Retrouvez ici la chronique d’octobre 1871 et celle de novembre 1871.
Décembre
Le 05 : 21 participants à la Commune de Saint-Étienne sont condamnés à la déportation ou à la prison.
Le 15 : Depuis sa prison, le communard Jean Trohel s’adresse à Victor Hugo et lui reproche d’avoir écrit, le poème publié dans Le Rappel : « Les soldats cependant ils ne sont pas méchants… ». Trohel enrage : « Pas méchants !…/ Eventrer des femmes et des enfants / Pêle-mêle entasser, dans la terre glacée / La tête morte avec celle où vit la pensée / Fusiller, massacrer, du matin jusqu’au soir / Ce n’est rien, c’est agir pour faire son devoir ! / Pas méchants ! ces bandits que la terreur escorte ! / Ô poète, est-ce toi qui parles de la sorte ? »
Le 16 : Procès de Louise Michel : « Ce que je réclame de vous qui vous donnez comme mes juges, c’est le champ de Satory où sont tombés nos frères… Si vous n’êtes pas des lâches, tuez-moi ! » Elle fait partie de ceux qui n’ont rien renié devant les tribunaux. Condamnée à la déportation en Nouvelle Calédonie, elle y reste jusqu’en 1880, date de l’amnistie générale.

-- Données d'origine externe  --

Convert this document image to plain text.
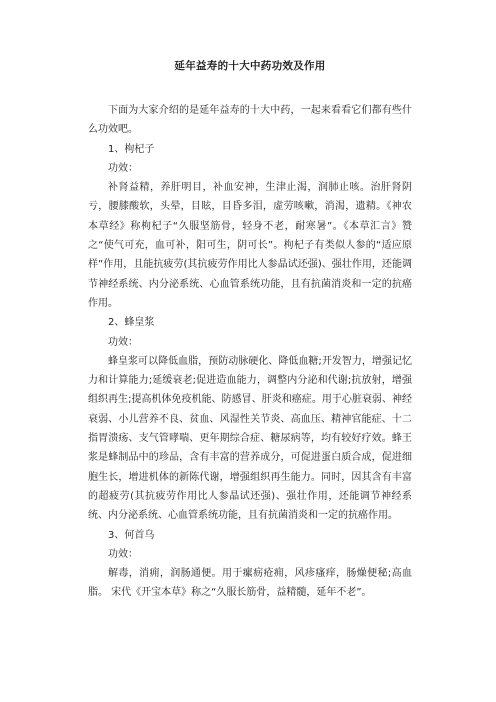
延年益寿的十大中药功效及作用

下面为大家介绍的是延年益寿的十大中药，一起来看看它们都有些什么功效吧。

1、枸杞子

功效：

补肾益精，养肝明目，补血安神，生津止渴，润肺止咳。治肝肾阴亏，腰膝酸软，头晕，目眩，目昏多泪，虚劳咳嗽，消渴，遗精。《神农本草经》称枸杞子“久服坚筋骨，轻身不老，耐寒暑”。《本草汇言》赞之“使气可充，血可补，阳可生，阴可长”。枸杞子有类似人参的“适应原样”作用，且能抗疲劳(其抗疲劳作用比人参晶试还强)、强壮作用，还能调节神经系统、内分泌系统、心血管系统功能，且有抗菌消炎和一定的抗癌作用。

2、蜂皇浆

功效：

蜂皇浆可以降低血脂，预防动脉硬化、降低血糖;开发智力，增强记忆力和计算能力;延缓衰老;促进造血能力，调整内分泌和代谢;抗放射，增强组织再生;提高机体免疫机能、防感冒、肝炎和癌症。用于心脏衰弱、神经衰弱、小儿营养不良、贫血、风湿性关节炎、高血压、精神官能症、十二指胃溃疡、支气管哮喘、更年期综合症、糖尿病等，均有较好疗效。蜂王浆是蜂制品中的珍品，含有丰富的营养成分，可促进蛋白质合成，促进细胞生长，增进机体的新陈代谢，增强组织再生能力。同时，因其含有丰富的超疲劳(其抗疲劳作用比人参晶试还强)、强壮作用，还能调节神经系统、内分泌系统、心血管系统功能，且有抗菌消炎和一定的抗癌作用。

3、何首乌

功效：

解毒，消痈，润肠通便。用于瘰疬疮痈，风疹瘙痒，肠燥便秘;高血脂。 宋代《开宝本草》称之“久服长筋骨，益精髓，延年不老”。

Camille Pissarro écrit à son fils : ” Je te prie de lire la défense de Louise Michel. C’est très remarquable. Cette femme est extraordinaire. Elle tue le ridicule à force de sentiment et d’humanité. ”
Le 17 : Manifestation géante à New ‑York en hommage au trois martyrs de la république universelle fusillés à Satory.

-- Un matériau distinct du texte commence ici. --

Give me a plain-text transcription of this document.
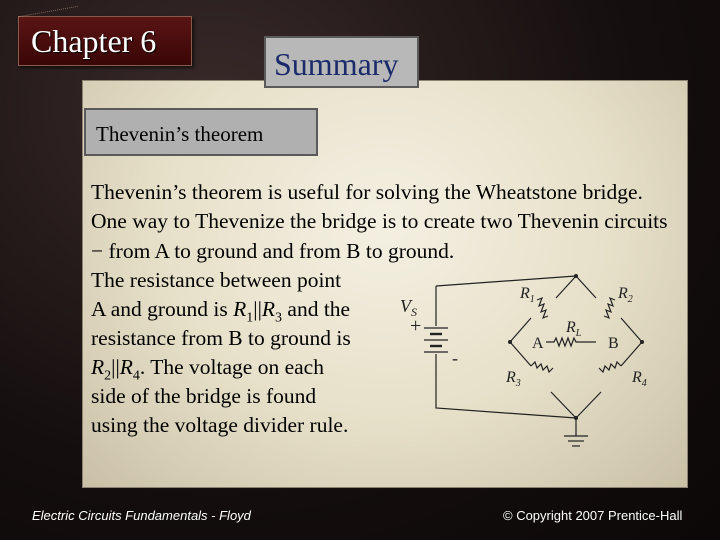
Chapter 6
Summary
Thevenin’s theorem
Thevenin’s theorem is useful for solving the Wheatstone bridge. One way to Thevenize the bridge is to create two Thevenin circuits − from A to ground and from B to ground.
The resistance between point
A and ground is $R_1||R_3$ and the
resistance from B to ground is
$R_2||R_4$. The voltage on each
side of the bridge is found
using the voltage divider rule.
$V_S$
+
-
$R_1$	$R_2$
$R_3$	$R_4$
$R_L$
A	B
Electric Circuits Fundamentals - Floyd	© Copyright 2007 Prentice-Hall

Le 19 : Edmond Dehault de Pressensé — qui sera sénateur inamovible — et plusieurs de ses collègues déposent la proposition d’amnistie n°730 “concernant les individus poursuivis ou condamnés à la suite de l’insurrection du 18 mars 1871, qui n’ont pas dépassé le grade de sous-officiers et qui ne sont accusés d’aucun crime de droit commun ou d’aucun fait déterminé dans ladite insurrection”. Elle vise essentiellement les gardes nationaux et demande leur remise en liberté.
Le 22 : Pour le capitaine Garcin, interrogé lors de l’enquête parlementaire sur l’insurrection du 18 mars, « ce qu’il y avait de plus mauvais c’étaient les enfants ; ils étaient impitoyables, ils tiraient au moment où on venait les prendre, ils avaient des armes cachées. Il y a de ces petits misérables qui ont tiré à bout portant sur les officiers… Pendant le combat, tous ceux qui étaient pris les armes à la main étaient fusillés ; il n’y avait pas de grâce ; tous ceux qui étaient Italiens, Polonais, Hollandais, Allemands étaient fusillés. ».
Le 23 : Albert de Mun, René Latour Du Pin Chambly et Maurice Maignien fondent à Paris l’œuvre des cercles catholiques d’ouvriers. Ils étaient atterrés par la coupure profonde que la guerre, la Commune et sa répression leur avaient révélée entre le peuple et la « classe riche ».
Le 24 : Émilie Noro est l’auteure du tout premier article de presse consacré à Louise Michel, dont elle avait fait la connaissance à la prison des Chantiers. Il paraît aujourd’hui dans L’Égalité de Genève.
Le 28 : Arrêté émanant du Général de Ladmirault, gouverneur de Paris : « Sont interdits notamment la mise en vente, l’exhibition et le colportage des portraits des individus poursuivis ou condamnés pour leur participation aux derniers faits insurrectionnels ». En effet, la diffusion des portraits des communards, vendus et exposés, qui devait contribuer à contrôler les risques d’agitation les transforme en héros.
L’historien anglais Alistair Horne note que la répression eut un impact terrible sur la classe ouvrière parisienne : « L’aspect de Paris changea … La moitié des peintres en bâtiment, la moitié des plombiers, des couvreurs, des cordonniers et des zingueurs, dans la métallurgie, dans le bâtiment, dans l’habillement avaient disparu. » Paris passe de 2 millions en 1870 à 1 818 710 en 1872, avec une perte d’environ 100 000 ouvriers.
Le 29 : Le 19e conseil de guerre condamne Acard Aimé, natif de Chartres, à la déportation simple.